Using the finished table, it’s time to move everything onto a Music Map. This is basically a detective’s board with yarn and pushpins. It will be a visual representation not just of the song, but its core value and significance.

The map will have items from both sides of the chart in bubbles, and those bubbles will be organized around each other in a way that shows strong relationships between items. Those bubbles will then be connected with directional arrows.

If you have the space, it’s useful to write each item on a Post-It Note or a small piece of paper, so you can arrange and rearrange them freely. It’s much easier than drawing several copies of a map you must organize in your head. Wherever you decide to write them, convert all the left-side items (auditory elements) from your table into nouns, and draw circles around them. Convert all the right-side items (effects and explanations) into their most concise versions (themes and ideas), and if you see the same one multiple times, only write it once. Draw square bubbles around those items.

Now you can arrange all your bubbles so, usually, your auditory elements are supporting and feeding into your themes and ideas. It helps if you can create a vertical axis, so those supporting elements are physically supporting the rest. Think of it like building a pyramid. The higher up those elements go, the more central they are to your main theme.

Once things are in place, make sure every bubble is connected to something else with an arrow, which you will label with a verb. Reading the way bubbles are connected should form a coherent sentence.

Here’s an example: The (piano arpeggios) —maintain—> [a steady, metronomic rhythm].

My pyramid is sideways.
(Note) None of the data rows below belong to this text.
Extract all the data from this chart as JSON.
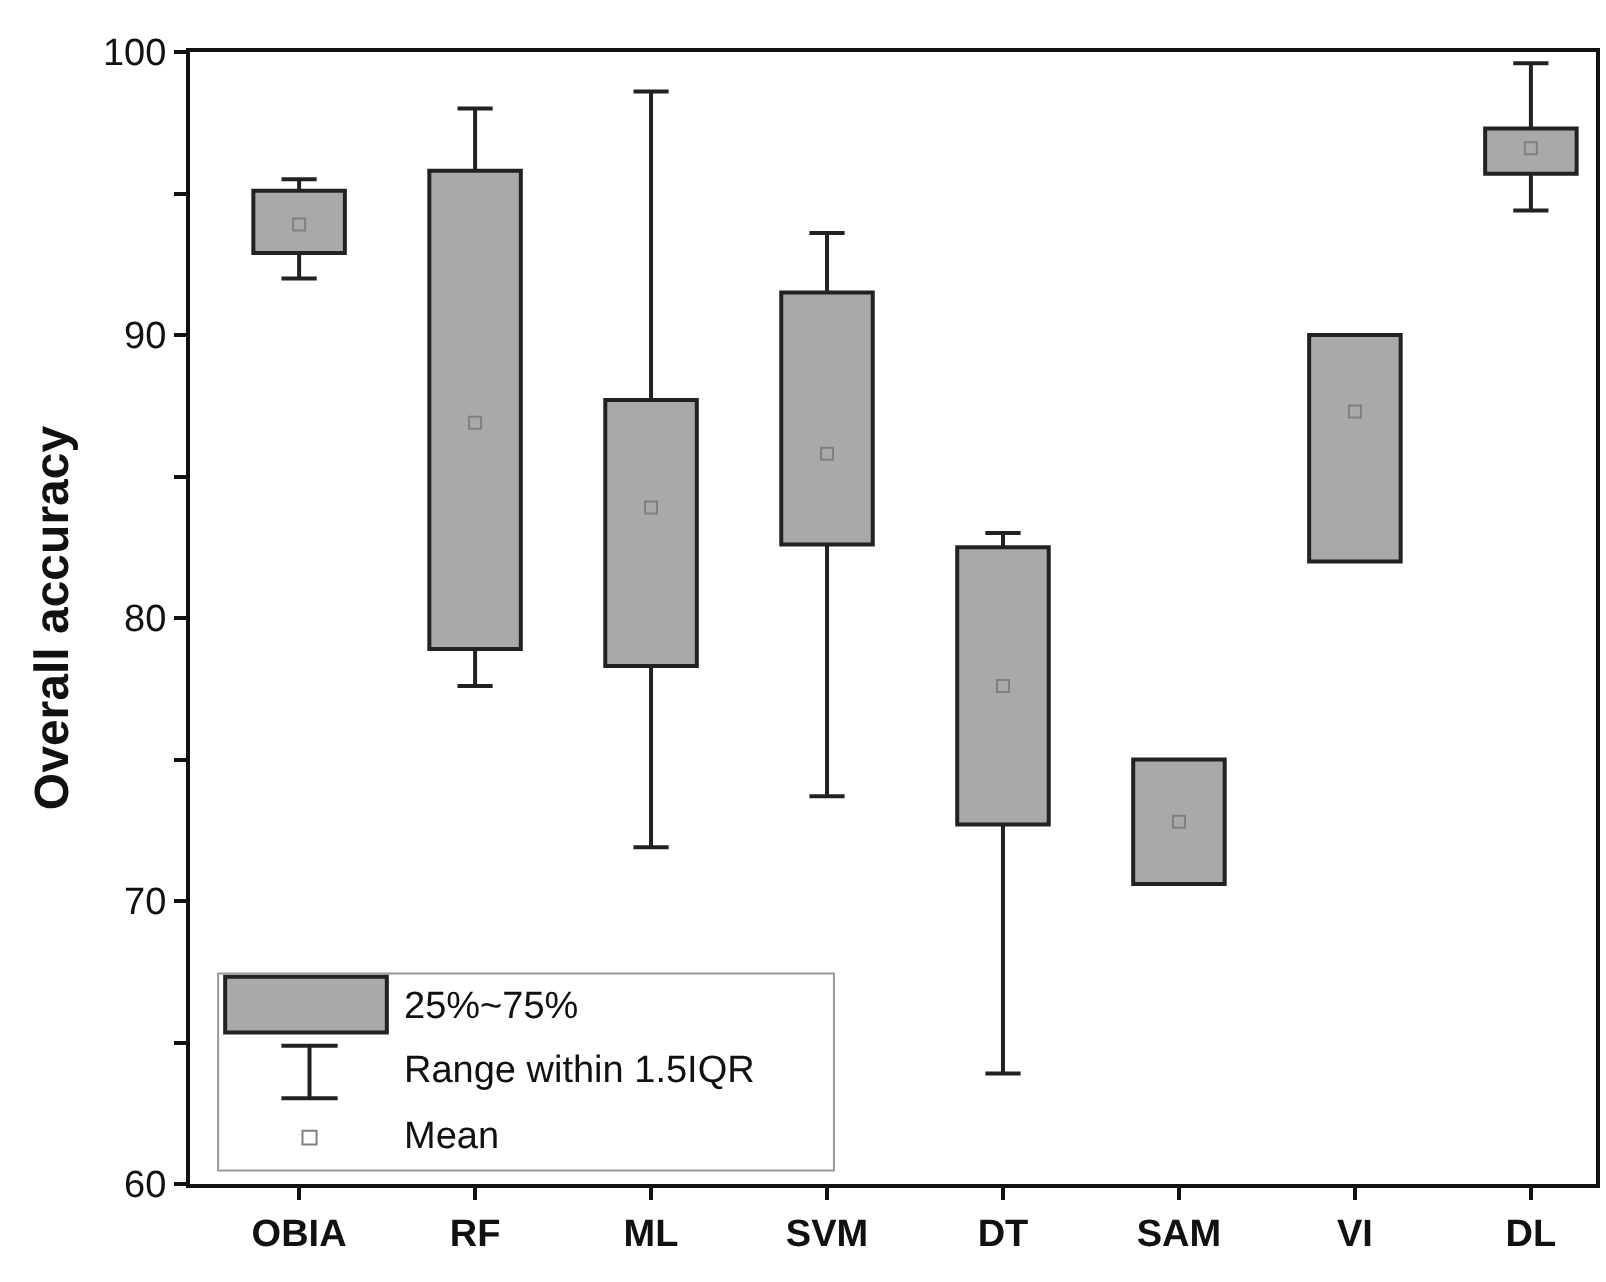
{
  "chart_data": {
    "type": "box",
    "ylabel": "Overall accuracy",
    "categories": [
      "OBIA",
      "RF",
      "ML",
      "SVM",
      "DT",
      "SAM",
      "VI",
      "DL"
    ],
    "ylim": [
      60,
      100
    ],
    "yticks": [
      60,
      {
        "value": 65,
        "label": null
      },
      70,
      {
        "value": 75,
        "label": null
      },
      80,
      {
        "value": 85,
        "label": null
      },
      90,
      {
        "value": 95,
        "label": null
      },
      100
    ],
    "legend": "bottom left",
    "series": [
      {
        "name": "25%~75%",
        "type": "box",
        "color": "#a9a9a9",
        "boxes": [
          {
            "low": 92.0,
            "q1": 92.9,
            "q3": 95.1,
            "high": 95.5
          },
          {
            "low": 77.6,
            "q1": 78.9,
            "q3": 95.8,
            "high": 98.0
          },
          {
            "low": 71.9,
            "q1": 78.3,
            "q3": 87.7,
            "high": 98.6
          },
          {
            "low": 73.7,
            "q1": 82.6,
            "q3": 91.5,
            "high": 93.6
          },
          {
            "low": 63.9,
            "q1": 72.7,
            "q3": 82.5,
            "high": 83.0
          },
          {
            "low": 70.6,
            "q1": 70.6,
            "q3": 75.0,
            "high": 75.0
          },
          {
            "low": 82.0,
            "q1": 82.0,
            "q3": 90.0,
            "high": 90.0
          },
          {
            "low": 94.4,
            "q1": 95.7,
            "q3": 97.3,
            "high": 99.6
          }
        ]
      },
      {
        "name": "Mean",
        "type": "scatter",
        "color": "#808080",
        "marker": "square",
        "values": [
          93.9,
          86.9,
          83.9,
          85.8,
          77.6,
          72.8,
          87.3,
          96.6
        ]
      }
    ],
    "annotations": [
      "Range within 1.5IQR"
    ]
  }
}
I should have rotated it 90 degrees left. Instead of reading bottom to top, it reads in towards the center, and then right to left. This map turned out very complicated, but I made larger circles to highlight the most important ideas. I also didn’t label all of my arrows, because it’s starting to look very crowded. It’s still good practice to cover every one. Sometimes writing the verbs helps you realize certain things are connected, even though you originally didn’t put them close to each other.

According to my map, here is my thesis:

“It’s Called: Freefall” engages religious imagery and a more contemporary (pop) identity in juxtaposition, creating a moment of “freefall” between the two.

Untitled Diagram

I can clearly see sections of my thought process. I could use groups (like everything connected to “Heretic symbols] to form paragraphs. I could even use the map as a checklist of things I wanted to talk about in a smart, relevant order.
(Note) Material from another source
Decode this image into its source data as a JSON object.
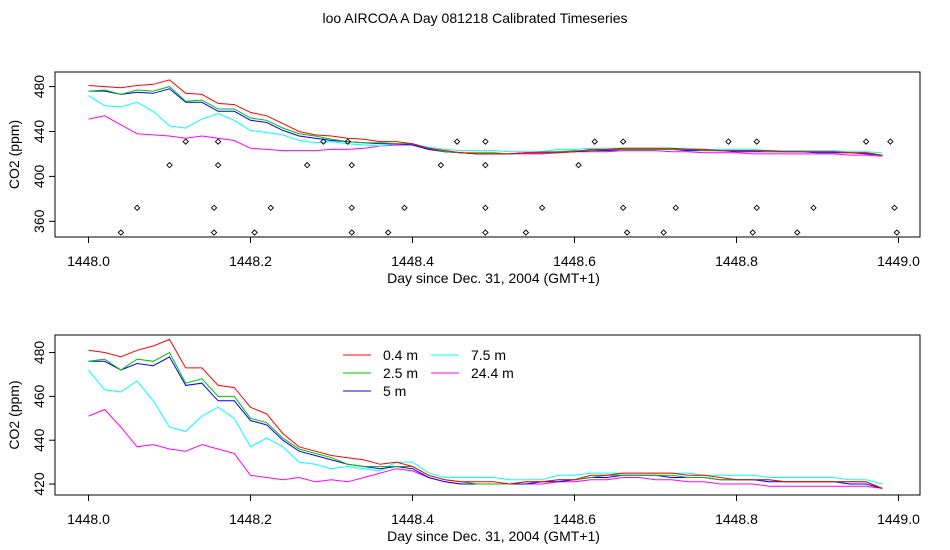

Making Music Maps has often showed me how I should think about something I just can’t get a firm hold of. Sometimes, they tell me what I always knew. In this case, I knew that I loved the religious aspect of this song, and the twist on it. Now I can say what the twist is, and why it’s important to me.

The twist is juxtaposing belief with disbelief; the promise of relief with the sense of bastardization and failure; the strangely alluring idea of sincere advice coming from the Devil himself; and the pervasiveness of historical values in a generation that tries to devalue them along with all other concerns for their wellbeing, whether prudish and old-fashioned or perceptive and wise.

Speaking of advice from the Devil: if you think this is an interesting system, a great way to practice is to listen to something you’ve never heard before. Consider trying a song you could never make up your mind about. I’ve never liked a song any less after analyzing it. That’s the first step, really. Don’t scare yourself out of examining the things you love because you’re afraid it’ll ruin them. There was something in there that struck a chord with you, and it can’t hurt to learn what it is.